ただし、この鼓膜は復元するものなので、中耳炎になってしまってもそう悲観するものではありません。点耳薬や抗生物質で炎症を治すことも十分に可能ですし、切開をして悪い部分を取り除くという治療方法も実際に行われていますので、この難聴にかかったとしても十分に回復の可能性はあるんですよ。
■赤ちゃんの中耳炎
これは実際に私が体験したのですが、いくら子供に呼びかけてもなんとなく反応が薄く、おかしいなーと思っていたその日、お風呂上りになんとなしに耳周りを綿棒でトントンとたたいて水を取っていたらいきなり血が出てきて「うわあ!」と叫んだことがあります。すぐ次の日に病院の耳鼻科に行って診てもらったのですが、実際子供は「中耳炎になりかけ気味だから、ちょっと難聴っぽくなっている」というような所見をもらいました。

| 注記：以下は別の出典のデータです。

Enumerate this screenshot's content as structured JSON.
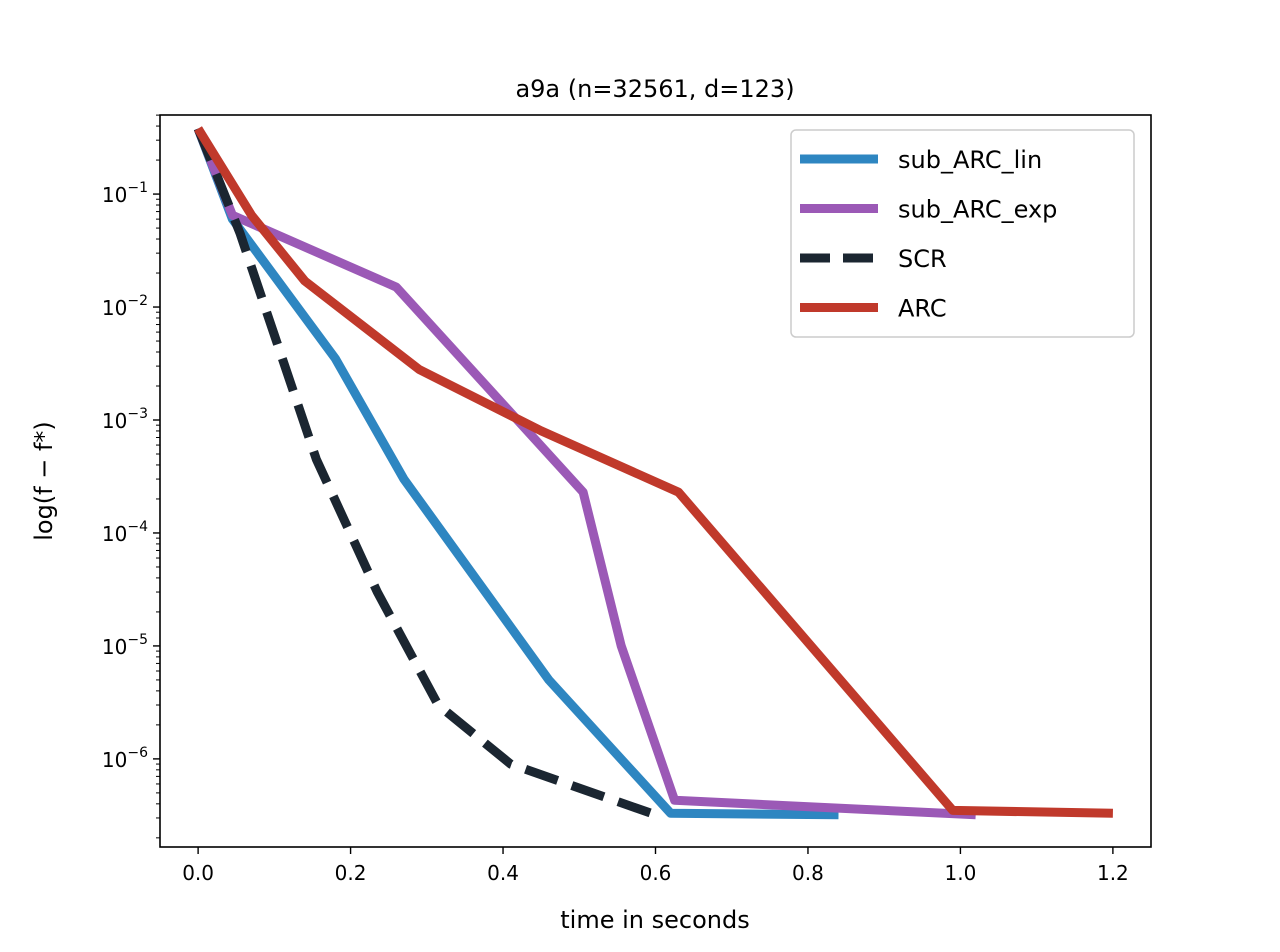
{
  "chart_data": {
    "type": "line",
    "title": "a9a (n=32561, d=123)",
    "xlabel": "time in seconds",
    "ylabel": "log(f − f*)",
    "xlim": [
      -0.05,
      1.25
    ],
    "ylim_log10": [
      -6.78,
      -0.3
    ],
    "yscale": "log",
    "grid": false,
    "legend_position": "top-right",
    "x_ticks": [
      0.0,
      0.2,
      0.4,
      0.6,
      0.8,
      1.0,
      1.2
    ],
    "x_tick_labels": [
      "0.0",
      "0.2",
      "0.4",
      "0.6",
      "0.8",
      "1.0",
      "1.2"
    ],
    "y_ticks_log10": [
      -1,
      -2,
      -3,
      -4,
      -5,
      -6
    ],
    "y_tick_labels": [
      {
        "base": "10",
        "exp": "−1"
      },
      {
        "base": "10",
        "exp": "−2"
      },
      {
        "base": "10",
        "exp": "−3"
      },
      {
        "base": "10",
        "exp": "−4"
      },
      {
        "base": "10",
        "exp": "−5"
      },
      {
        "base": "10",
        "exp": "−6"
      }
    ],
    "series": [
      {
        "name": "sub_ARC_lin",
        "color": "#2e86c1",
        "dash": "solid",
        "x": [
          0.0,
          0.045,
          0.18,
          0.27,
          0.46,
          0.62,
          0.84
        ],
        "y": [
          0.38,
          0.06,
          0.0035,
          0.0003,
          5e-06,
          3.3e-07,
          3.2e-07
        ]
      },
      {
        "name": "sub_ARC_exp",
        "color": "#9b59b6",
        "dash": "solid",
        "x": [
          0.0,
          0.045,
          0.26,
          0.505,
          0.555,
          0.625,
          1.02
        ],
        "y": [
          0.38,
          0.065,
          0.015,
          0.00023,
          1e-05,
          4.3e-07,
          3.2e-07
        ]
      },
      {
        "name": "SCR",
        "color": "#1b2631",
        "dash": "dashed",
        "x": [
          0.0,
          0.055,
          0.155,
          0.235,
          0.315,
          0.41,
          0.6
        ],
        "y": [
          0.38,
          0.045,
          0.00045,
          3e-05,
          3e-06,
          9e-07,
          3.2e-07
        ]
      },
      {
        "name": "ARC",
        "color": "#c0392b",
        "dash": "solid",
        "x": [
          0.0,
          0.07,
          0.14,
          0.29,
          0.45,
          0.63,
          0.99,
          1.2
        ],
        "y": [
          0.38,
          0.065,
          0.017,
          0.0028,
          0.0008,
          0.00023,
          3.5e-07,
          3.3e-07
        ]
      }
    ]
  }
}
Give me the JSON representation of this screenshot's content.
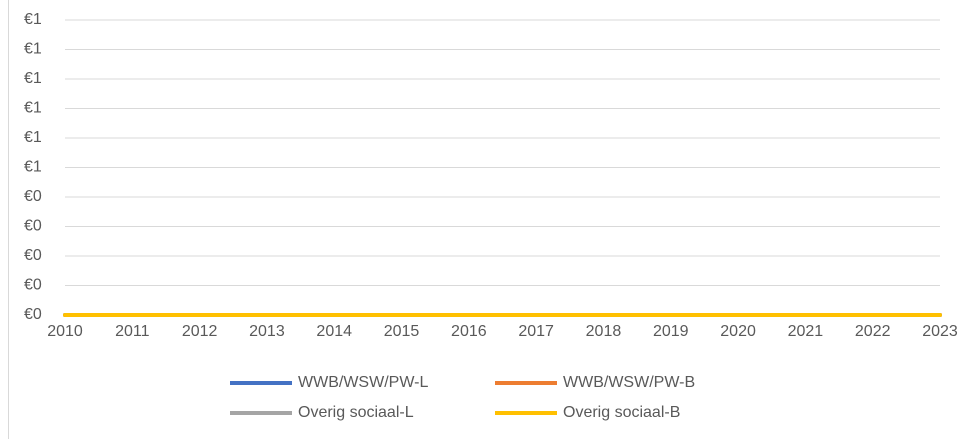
{
  "chart_data": {
    "type": "line",
    "categories": [
      "2010",
      "2011",
      "2012",
      "2013",
      "2014",
      "2015",
      "2016",
      "2017",
      "2018",
      "2019",
      "2020",
      "2021",
      "2022",
      "2023"
    ],
    "series": [
      {
        "name": "WWB/WSW/PW-L",
        "color": "#4472c4",
        "values": [
          0,
          0,
          0,
          0,
          0,
          0,
          0,
          0,
          0,
          0,
          0,
          0,
          0,
          0
        ]
      },
      {
        "name": "WWB/WSW/PW-B",
        "color": "#ed7d31",
        "values": [
          0,
          0,
          0,
          0,
          0,
          0,
          0,
          0,
          0,
          0,
          0,
          0,
          0,
          0
        ]
      },
      {
        "name": "Overig sociaal-L",
        "color": "#a5a5a5",
        "values": [
          0,
          0,
          0,
          0,
          0,
          0,
          0,
          0,
          0,
          0,
          0,
          0,
          0,
          0
        ]
      },
      {
        "name": "Overig sociaal-B",
        "color": "#ffc000",
        "values": [
          0,
          0,
          0,
          0,
          0,
          0,
          0,
          0,
          0,
          0,
          0,
          0,
          0,
          0
        ]
      }
    ],
    "ylim": [
      0,
      1
    ],
    "yticks": [
      {
        "value": 0,
        "label": "€0"
      },
      {
        "value": 0.1,
        "label": "€0"
      },
      {
        "value": 0.2,
        "label": "€0"
      },
      {
        "value": 0.3,
        "label": "€0"
      },
      {
        "value": 0.4,
        "label": "€0"
      },
      {
        "value": 0.5,
        "label": "€1"
      },
      {
        "value": 0.6,
        "label": "€1"
      },
      {
        "value": 0.7,
        "label": "€1"
      },
      {
        "value": 0.8,
        "label": "€1"
      },
      {
        "value": 0.9,
        "label": "€1"
      },
      {
        "value": 1,
        "label": "€1"
      }
    ],
    "grid": true,
    "legend": "bottom"
  }
}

そのときに診てもらった小児耳鼻科の先生いわく「赤ちゃんは耳の入り口から鼓膜までの間が大人に比べて短いから、中耳炎の症状が出やすいんですよね」とのこと。
赤ちゃんの耳は変にいじるとすぐ傷ついてしまうので基本的に(聴力が問題なければ)あまり神経質に手入れをしなくても(むしろ、放置しても)大丈夫なんですよ。
■インフルエンザと中耳炎
インフルエンザは発症するだけでも高熱や吐き気といった症状が伴うなどの恐ろしい病気ですが、そのほかにもインフルエンザウィルスによって急性の中耳炎になることがあるので注意が必要です。
この急性中耳炎の一番怖いところは、伝音性難聴ではなく「感音性難聴」という、めまいや耳鳴りも伴う難聴になってしまうことです。この難聴になってしまうと、鼓膜の切開などでは治らず、薬などを長期的に点滴して治療しなければいけなくなります。
ちなみにこの感音性難聴は、インフルエンザだけでなくプールなどでも細菌感染することで発症することもありますので、プールなどに入った後は丁寧に目を洗ったりうがいをしたりすることは本当に大切だと、大人が気をつけるだけでなくお子様にも教えてあげてくださいね。